Regardless of the underlying mechanism, various studies indicate an association between COPD and the risk of cardiovascular diseases [10, 11, 12]. According to the ACC/AHA/ESC 2006 guidelines for the management of patients with atrial fibrillation, supraventricular arrhythmias are common in patients with COPD [13], and pulmonary embolism has frequently been observed during exacerbations of COPD [14, 15]. Patients with COPD who experienced a myocardial infarction were at a twofold increased risk of dying within one-year after the myocardial infarction compared to patients without COPD [16], and in another study COPD patients were at an increased risk of fatal strokes when compared to COPD-free patients [17]. A Canadian study based on data from Saskatchewan assessed the period prevalence of cardiovascular events and incidence of hospitalisations and mortality from cardiovascular outcomes in COPD patients [18, 19] and a study based on the Kaiser Permanente Medical Care Program [20] provided additional information on the incidence of hospitalisations for cardiovascular outcomes.

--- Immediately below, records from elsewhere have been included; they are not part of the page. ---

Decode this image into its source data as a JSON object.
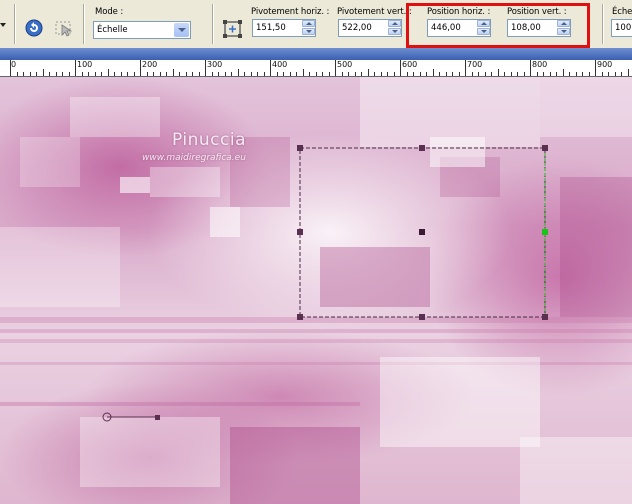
{
  "toolbar": {
    "mode_label": "Mode :",
    "mode_value": "Échelle",
    "pivot_h_label": "Pivotement horiz. :",
    "pivot_h_value": "151,50",
    "pivot_v_label": "Pivotement vert. :",
    "pivot_v_value": "522,00",
    "pos_h_label": "Position horiz. :",
    "pos_h_value": "446,00",
    "pos_v_label": "Position vert. :",
    "pos_v_value": "108,00",
    "scale_label": "Éche",
    "scale_value": "100"
  },
  "ruler": {
    "labels": [
      "0",
      "100",
      "200",
      "300",
      "400",
      "500",
      "600",
      "700",
      "800",
      "900"
    ]
  },
  "watermark": {
    "name": "Pinuccia",
    "url": "www.maidiregrafica.eu"
  },
  "colors": {
    "highlight_box": "#e01010",
    "handle": "#5a3050",
    "active_handle": "#19c419"
  },
  "icons": [
    "undo-icon",
    "pointer-icon",
    "pivot-icon"
  ]
}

In the current study, we quantify the risks of developing an incident diagnosis of cardiac arrhythmia, myocardial infarction (MI), deep vein thrombosis (DVT), pulmonary embolism (PE), stroke or transient ischemic attack (TIA) in relation to COPD using primary-care data from the United Kingdom (UK) between 1995 and 2005.

Methods

Data source

We used the UK-based General Practice Research Database (GPRD) to conduct a follow-up study with a nested case–control analysis. The GPRD has been described in detail elsewhere [21]. It is a large primary care database established in 1987 which encompasses some five million patients who are enrolled with selected general practitioners (GPs) throughout the UK. The General Practitioners (GPs) who contribute data to the GPRD have been trained to record medical information in a standard manner and to supply it anonymously. The recorded information includes demographics, medical diagnoses, and virtually all drug prescriptions. The patients enrolled in the GPRD are representative of the UK population with respect to age, sex and geographical distribution [21]. GPRD data have been previously used for studies involving COPD [22], cardiac arrhythmia [23], DVT and PE [24], MI [25], and stroke [26]. The GPRD is managed by the Medicines and Healthcare products Regulatory Agency (MHRA). The study protocol was approved by the Independent Scientific Advisory Committee (ISAC) for MHRA database research. The investigators only had access to anonymized information.

Study population

We identified in the GPRD all patients with a first-time diagnosis of COPD between January 1, 1995 and December 31, 2005 and who were aged 40-79 years. We excluded patients with less than 3 years of active recording history prior to the first COPD diagnosis. In addition, we identified at random from the GPRD one COPD-free comparison subject for each COPD patient, matched 1:1 on age (same year of birth), sex, general practice and calendar time (i.e. on the date of the first COPD diagnosis of the COPD patient). We applied the same exclusion criteria to the comparison group as to the COPD patients. Within this study population we assessed and compared the prevalence of diagnosed cardiovascular diseases prior to the COPD diagnosis or the corresponding date in the comparison group. We then excluded all patients from the COPD group and from the comparison group who had a recorded history of congestive heart failure, MI, DVT, pulmonary embolism (PE), stroke, TIA, cardiac arrhythmia, cancer (except non-melanoma skin cancer), HIV, drug abuse, or alcoholism prior to the first COPD diagnosis (or the corresponding date in the COPD-free group).

Follow-up analysis

We followed all remaining patients from the start of follow-up (i.e. the COPD diagnosis date or the corresponding date in the comparison group) and assessed the person time for each patient until he or she developed an incident diagnosis of arrhythmia, DVT, PE, MI, stroke/TIA, left the database, died or reached the end of the study (December 31, 2005), whichever came first. As we excluded patients with prevalent cardiovascular diseases prior to the start date both from the COPD and the COPD-free comparison group, the two groups were no longer of equal size for the follow-up analysis. We followed each patient up to the first cardiovascular outcome; if more than one outcome was recorded during follow-up, the patient was only followed up to the first endpoint. We estimated incidence rates with 95% confidence intervals (CI) separately for each outcome.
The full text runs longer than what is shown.